Tampa's new police gun range designed to reduce noise

The $5.4 million site is expected to keep officers sharp and limit complaints from neighbors.
Published October 22 2014
Updated October 23 2014

TAMPA — The last time Tampa police had ready access to a firing range was 1995, but it closed after nearby houses were peppered with stray 9mm rounds.

Now the city is building a $5.4 million practice range designed to be convenient for officers and easy on the neighbors.

The range will be built next to the city's McKay Bay garbage incinerator, with walls and angled sections of roofing to keep bullets inside, plus sound-absorbing materials to reduce the sound of gunfire.

At one point in the 4 1/2 years of planning, a sergeant involved in the project's design went to Palmetto Beach, about three-quarters of a mile away, and stood with a neighborhood leader while his colleagues fired guns at the proposed site.

The noise was more than anyone expected, Palmetto Beach Community Association president and neighborhood watch coordinator Jennifer Willman recalled Wednesday at a groundbreaking for the project.

The initial design had no walls, no roof and no noise mitigation. The original idea was to shoot into an earthen berm and put down a liner to keep lead out of the ground.

"She was like, 'I don't know about that,' so I said, 'Okay, let's tweak it,' " Sgt. Jarrett Seal said.

Officials and designers added three walls around the range, plus sections of baffle roofing and sound-absorbing material for the 25-yard range, where most of the shooting will take place.
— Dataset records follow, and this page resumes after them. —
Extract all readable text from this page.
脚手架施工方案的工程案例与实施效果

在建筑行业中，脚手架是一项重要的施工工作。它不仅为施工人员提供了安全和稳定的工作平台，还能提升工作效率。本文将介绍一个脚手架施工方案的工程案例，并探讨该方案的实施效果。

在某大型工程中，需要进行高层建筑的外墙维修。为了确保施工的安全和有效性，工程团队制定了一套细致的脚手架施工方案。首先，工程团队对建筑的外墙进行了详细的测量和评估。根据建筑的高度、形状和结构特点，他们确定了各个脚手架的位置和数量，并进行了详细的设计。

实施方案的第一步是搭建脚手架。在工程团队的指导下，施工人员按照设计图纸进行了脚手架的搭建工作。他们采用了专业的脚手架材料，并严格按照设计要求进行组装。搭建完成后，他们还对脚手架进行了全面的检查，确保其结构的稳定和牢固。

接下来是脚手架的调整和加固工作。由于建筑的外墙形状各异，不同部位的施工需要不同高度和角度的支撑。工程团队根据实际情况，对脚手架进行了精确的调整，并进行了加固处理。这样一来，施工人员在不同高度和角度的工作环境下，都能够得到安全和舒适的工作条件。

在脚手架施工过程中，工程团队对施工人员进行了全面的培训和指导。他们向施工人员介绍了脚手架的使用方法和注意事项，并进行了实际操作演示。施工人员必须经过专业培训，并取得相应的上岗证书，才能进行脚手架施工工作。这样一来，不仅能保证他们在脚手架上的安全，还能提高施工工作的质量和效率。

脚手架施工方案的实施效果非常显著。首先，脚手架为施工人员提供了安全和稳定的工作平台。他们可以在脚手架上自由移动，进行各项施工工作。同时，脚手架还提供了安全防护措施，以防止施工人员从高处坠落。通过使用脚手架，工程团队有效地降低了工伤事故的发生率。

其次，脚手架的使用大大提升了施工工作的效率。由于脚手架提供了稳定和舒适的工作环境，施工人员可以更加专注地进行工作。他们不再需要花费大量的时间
A 25-foot berm between the range and the neighborhood should further hold down noise.

The range will have 40 shooting lanes and a design similar to the range for the Pinellas County Sheriff's Office. All rounds will be captured and recycled through an automated containment system.
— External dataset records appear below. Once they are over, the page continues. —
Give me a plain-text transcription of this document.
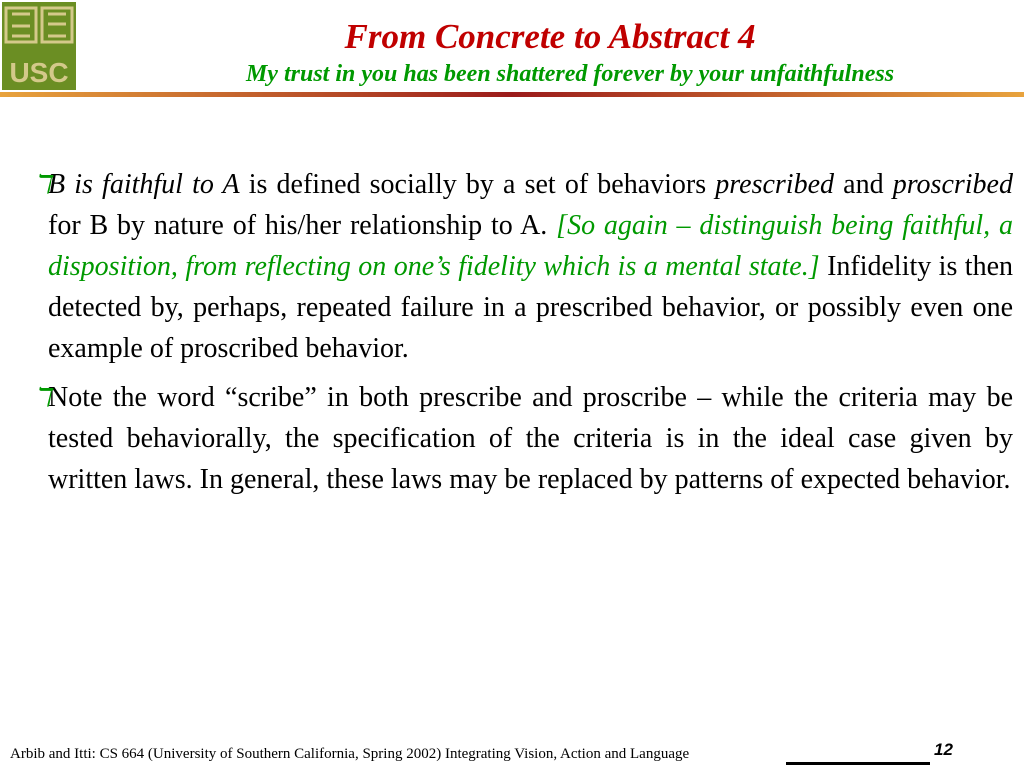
USC
From Concrete to Abstract 4
My trust in you has been shattered forever by your unfaithfulness

ℸ
B is faithful to A is defined socially by a set of behaviors prescribed and proscribed for B by nature of his/her relationship to A. [So again – distinguish being faithful, a disposition, from reflecting on one’s fidelity which is a mental state.] Infidelity is then detected by, perhaps, repeated failure in a prescribed behavior, or possibly even one example of proscribed behavior.

ℸ
Note the word “scribe” in both prescribe and proscribe – while the criteria may be tested behaviorally, the specification of the criteria is in the ideal case given by written laws. In general, these laws may be replaced by patterns of expected behavior.

Arbib and Itti: CS 664 (University of Southern California, Spring 2002) Integrating Vision, Action and Language	12
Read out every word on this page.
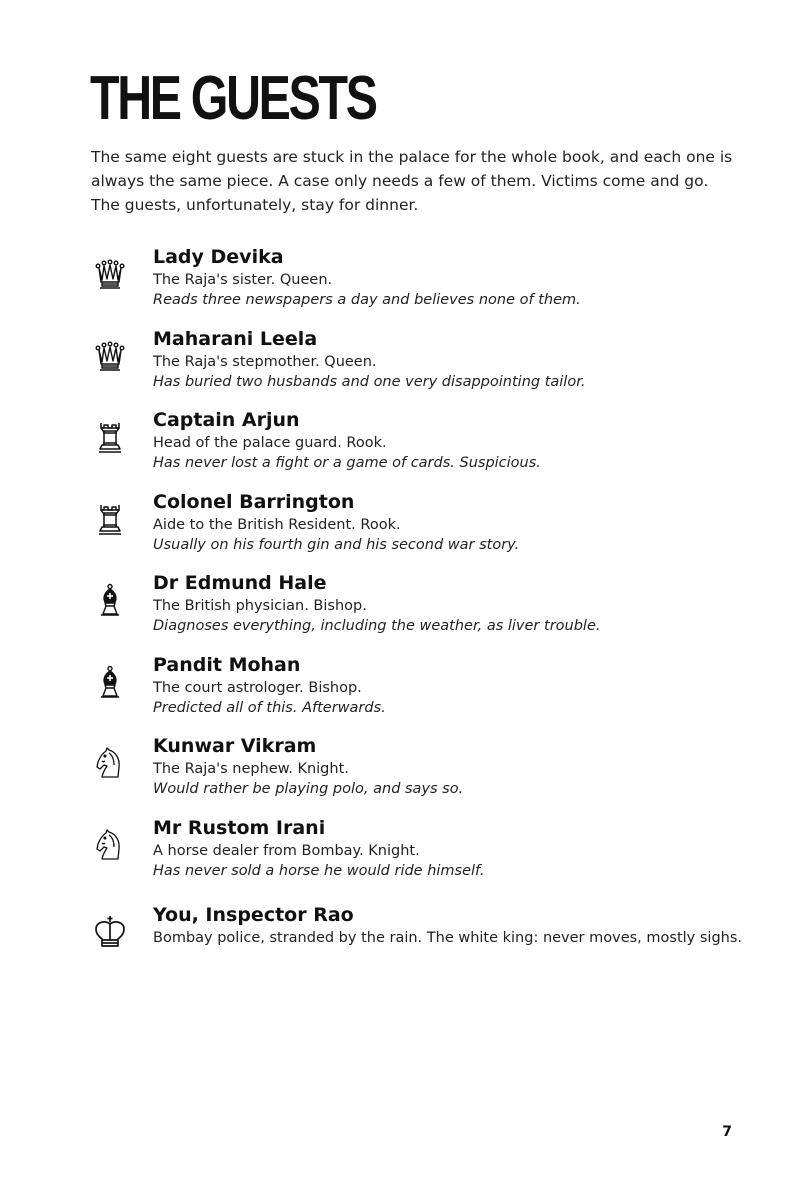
THE GUESTS

The same eight guests are stuck in the palace for the whole book, and each one is always the same piece. A case only needs a few of them. Victims come and go. The guests, unfortunately, stay for dinner.

Lady Devika

The Raja's sister. Queen.

Reads three newspapers a day and believes none of them.

Maharani Leela

The Raja's stepmother. Queen.

Has buried two husbands and one very disappointing tailor.

Captain Arjun

Head of the palace guard. Rook.

Has never lost a fight or a game of cards. Suspicious.

Colonel Barrington

Aide to the British Resident. Rook.

Usually on his fourth gin and his second war story.

Dr Edmund Hale

The British physician. Bishop.

Diagnoses everything, including the weather, as liver trouble.

Pandit Mohan

The court astrologer. Bishop.

Predicted all of this. Afterwards.

Kunwar Vikram

The Raja's nephew. Knight.

Would rather be playing polo, and says so.

Mr Rustom Irani

A horse dealer from Bombay. Knight.

Has never sold a horse he would ride himself.

You, Inspector Rao

Bombay police, stranded by the rain. The white king: never moves, mostly sighs.

7
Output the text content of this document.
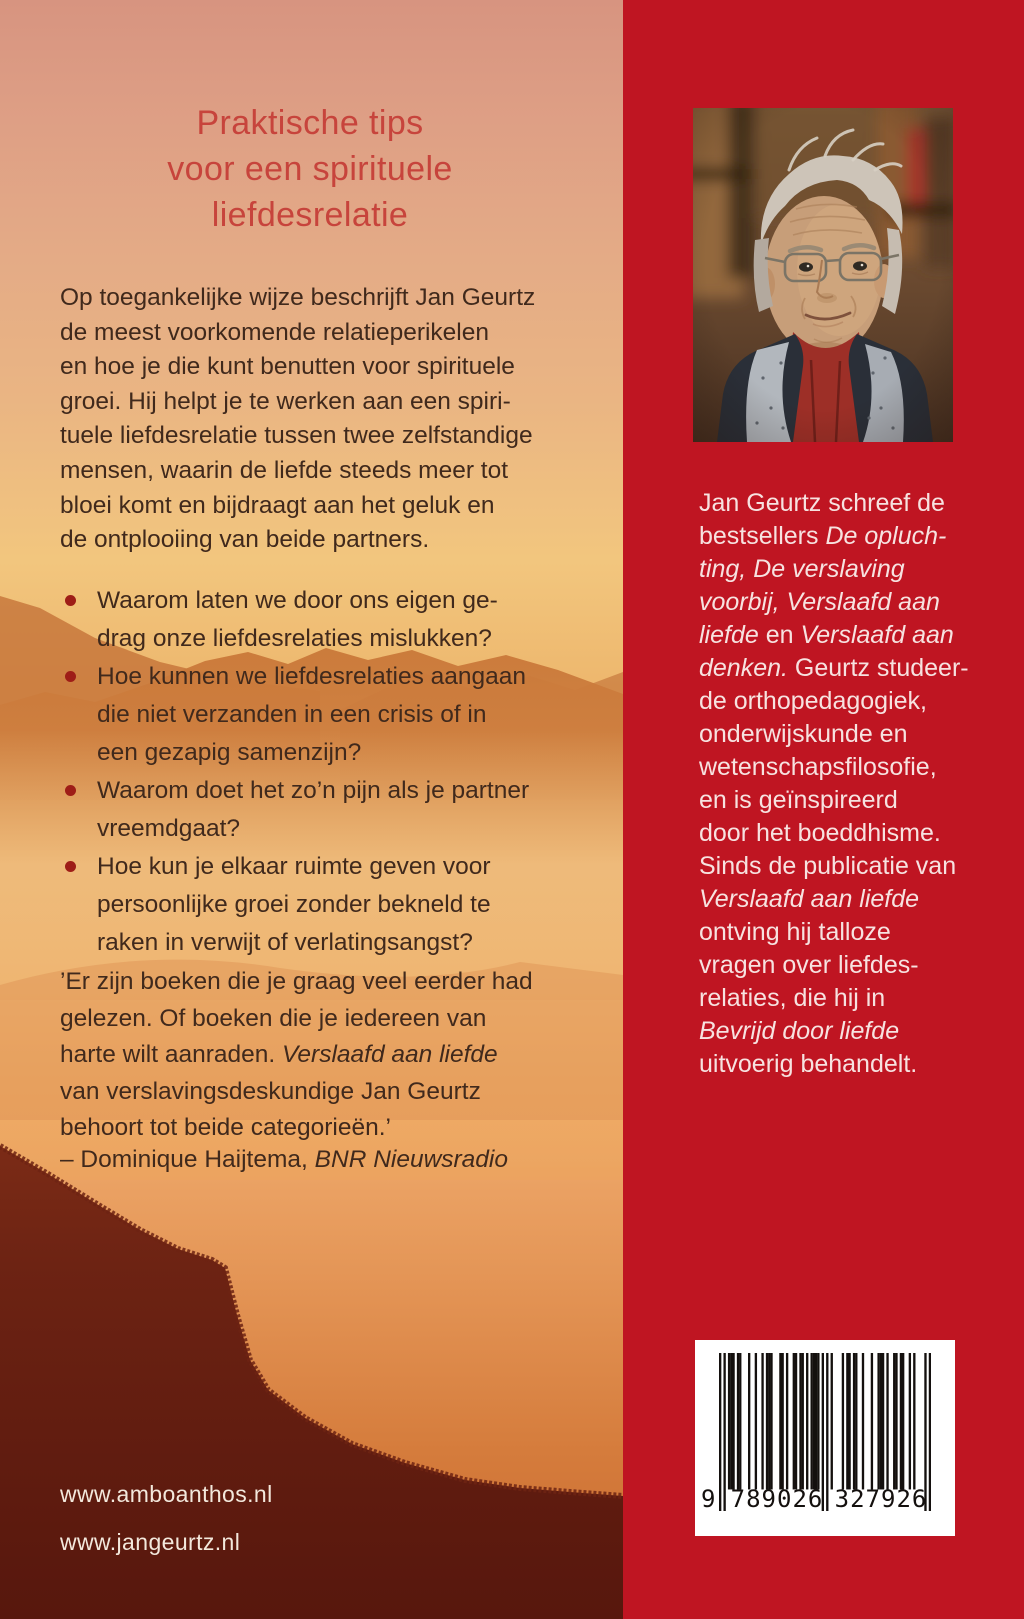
Praktische tips
voor een spirituele
liefdesrelatie
Op toegankelijke wijze beschrijft Jan Geurtz
de meest voorkomende relatieperikelen
en hoe je die kunt benutten voor spirituele
groei. Hij helpt je te werken aan een spiri-
tuele liefdesrelatie tussen twee zelfstandige
mensen, waarin de liefde steeds meer tot
bloei komt en bijdraagt aan het geluk en
de ontplooiing van beide partners.
Waarom laten we door ons eigen ge-
drag onze liefdesrelaties mislukken?
Hoe kunnen we liefdesrelaties aangaan
die niet verzanden in een crisis of in
een gezapig samenzijn?
Waarom doet het zo’n pijn als je partner
vreemdgaat?
Hoe kun je elkaar ruimte geven voor
persoonlijke groei zonder bekneld te
raken in verwijt of verlatingsangst?
’Er zijn boeken die je graag veel eerder had
gelezen. Of boeken die je iedereen van
harte wilt aanraden. Verslaafd aan liefde
van verslavingsdeskundige Jan Geurtz
behoort tot beide categorieën.’
– Dominique Haijtema, BNR Nieuwsradio
www.amboanthos.nl
www.jangeurtz.nl
Jan Geurtz schreef de
bestsellers De opluch-
ting, De verslaving
voorbij, Verslaafd aan
liefde en Verslaafd aan
denken. Geurtz studeer-
de orthopedagogiek,
onderwijskunde en
wetenschapsfilosofie,
en is geïnspireerd
door het boeddhisme.
Sinds de publicatie van
Verslaafd aan liefde
ontving hij talloze
vragen over liefdes-
relaties, die hij in
Bevrijd door liefde
uitvoerig behandelt.
9 789026 327926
"Lead never hits the ground," Seal said.

It also will have a classroom, offices and a "shoot house" with movable walls that allow officers to simulate scenarios.

Tampa's 994 sworn officers must demonstrate proficiency with their service weapons once a year, but for a long time it has been hard for them to get in any additional practice.

Police used to train at the Tampa Pistol and Rifle Club on Old Memorial Highway, but it was closed after bullets hit houses in the nearby Countryway subdivision.

Since then, police have used the Hillsborough County sheriff's range in Lithia, but the drive is costly and takes officers off patrol.

"Because of the distance — it's an hour's drive from headquarters — it's difficult for officers to get out there," police Chief Jane Castor said.

As a result, she said, many officers have just been requalifying with their service weapons once a year but not training, which is not acceptable.

"Studies show that the more officers practice with their firearms, the less likely they are to be using them in real-life scenarios," Castor said.

The project is expected to be done in November 2015. Construction funds are coming from cash seized in felony cases.

After the changes from the initial plan, "I do feel confident," Willman said. "At first I was worried, but I now feel like they have really brought me into the process, and I'm hopeful that it's going to be a great facility overall."

"It's going to work well," Seal said. "It's not one we're going to have to worry about being shut down later."